Nehmen wir an, jemand (etwa eine Putzfrau äh Reinigungskraft) verdient im Monat 3000 Franken. Für diese Summe hätte Brady Dougan von der Credit Swiss 4 min. 7 sec. arbeiten müssen (2009 Spitzenverdienst von 91 Mio). Der Novartis-CEO Joseph Jimenez müsste 28 min. 19 sec. arbeiten (2012 13.2 Mio).
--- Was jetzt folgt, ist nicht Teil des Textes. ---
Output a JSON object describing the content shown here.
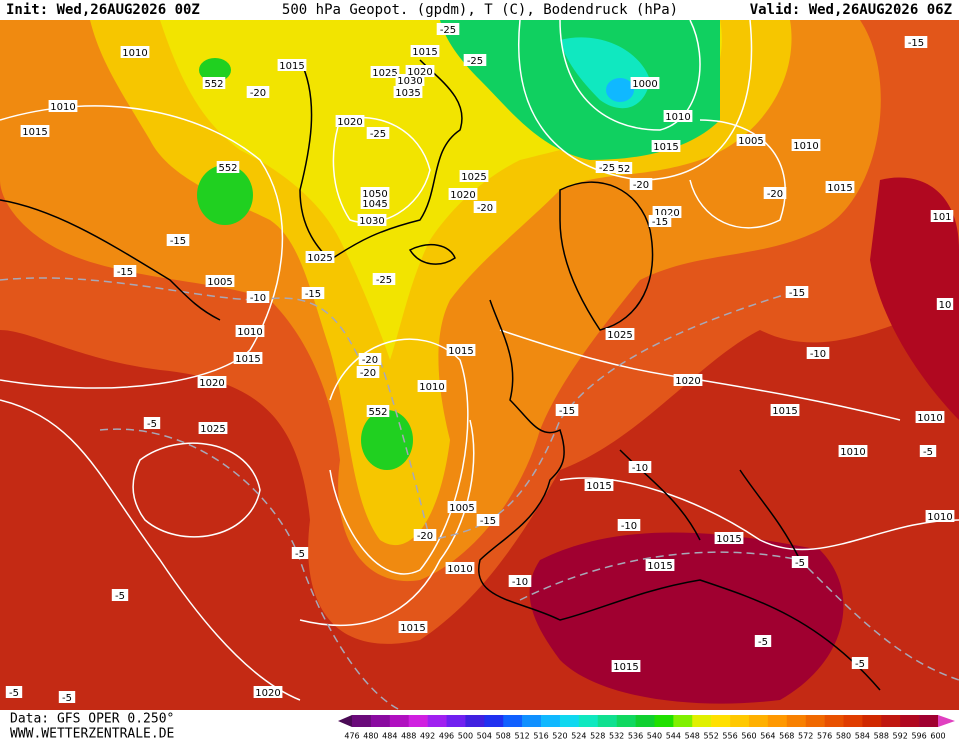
{
  "header": {
    "init": "Init: Wed,26AUG2026 00Z",
    "title": "500 hPa Geopot. (gpdm), T (C), Bodendruck (hPa)",
    "valid": "Valid: Wed,26AUG2026 06Z"
  },
  "footer": {
    "data": "Data: GFS OPER 0.250°",
    "site": "WWW.WETTERZENTRALE.DE"
  },
  "legend": {
    "ticks": [
      476,
      480,
      484,
      488,
      492,
      496,
      500,
      504,
      508,
      512,
      516,
      520,
      524,
      528,
      532,
      536,
      540,
      544,
      548,
      552,
      556,
      560,
      564,
      568,
      572,
      576,
      580,
      584,
      588,
      592,
      596,
      600
    ],
    "colors": [
      "#4a0a55",
      "#6a0a7a",
      "#8a0aa0",
      "#b010c0",
      "#d020e0",
      "#a020f0",
      "#7020f0",
      "#4020e0",
      "#2030f0",
      "#1060ff",
      "#1090ff",
      "#10b8ff",
      "#10d8f0",
      "#10e8c0",
      "#10e090",
      "#10d860",
      "#10d030",
      "#20e000",
      "#80f000",
      "#e0f000",
      "#ffe000",
      "#ffc800",
      "#ffb000",
      "#ff9800",
      "#f88000",
      "#f06800",
      "#e85000",
      "#e03c00",
      "#d02800",
      "#c01810",
      "#b00820",
      "#a00030",
      "#e040c0"
    ]
  },
  "map_labels": [
    "1010",
    "1015",
    "552",
    "-20",
    "1010",
    "1015",
    "552",
    "-15",
    "-15",
    "1005",
    "-10",
    "-15",
    "1010",
    "1015",
    "1020",
    "1025",
    "-5",
    "-5",
    "-5",
    "-5",
    "-5",
    "1020",
    "1015",
    "1010",
    "-20",
    "1005",
    "-15",
    "-10",
    "552",
    "1010",
    "-20",
    "-20",
    "1015",
    "1025",
    "-25",
    "1020",
    "-25",
    "1050",
    "1045",
    "1030",
    "1020",
    "-20",
    "1025",
    "1025",
    "1030",
    "1035",
    "1020",
    "1015",
    "-25",
    "-25",
    "1000",
    "1010",
    "1015",
    "-25",
    "52",
    "-20",
    "1020",
    "-15",
    "1005",
    "1010",
    "-20",
    "1015",
    "1025",
    "1020",
    "-15",
    "1015",
    "-15",
    "-10",
    "-10",
    "1015",
    "-10",
    "1015",
    "1015",
    "-5",
    "-5",
    "-5",
    "1015",
    "1010",
    "1010",
    "-5",
    "1010",
    "-15",
    "101",
    "10"
  ]
}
Dies erfahre ich aus dem Rechenschieber, den ich von der Gewerkschaft UNIA am Bahnhof bekommen habe zur Initiative 1:2. Dort steht ein Zitat der Theologin Monika Schmid: «Führungskräfte mit Gespür für soziale Gerechtigkeit bringen einen andern Geist in die Firma. Solidarität schafft ein Klima der Arbeitszufriedenheit – gegen jede Form von Verantwortungsverwahrlosung.»
Und ich frage mich: Was ist von Managern zu halten, welche drohen, die Schweiz zu verlassen, wenn sie nur noch eine knappe Millionen verdienen würden? Sollen wir für sie eine Kollekte durchführen, um sie zum Bleiben zu bewegen?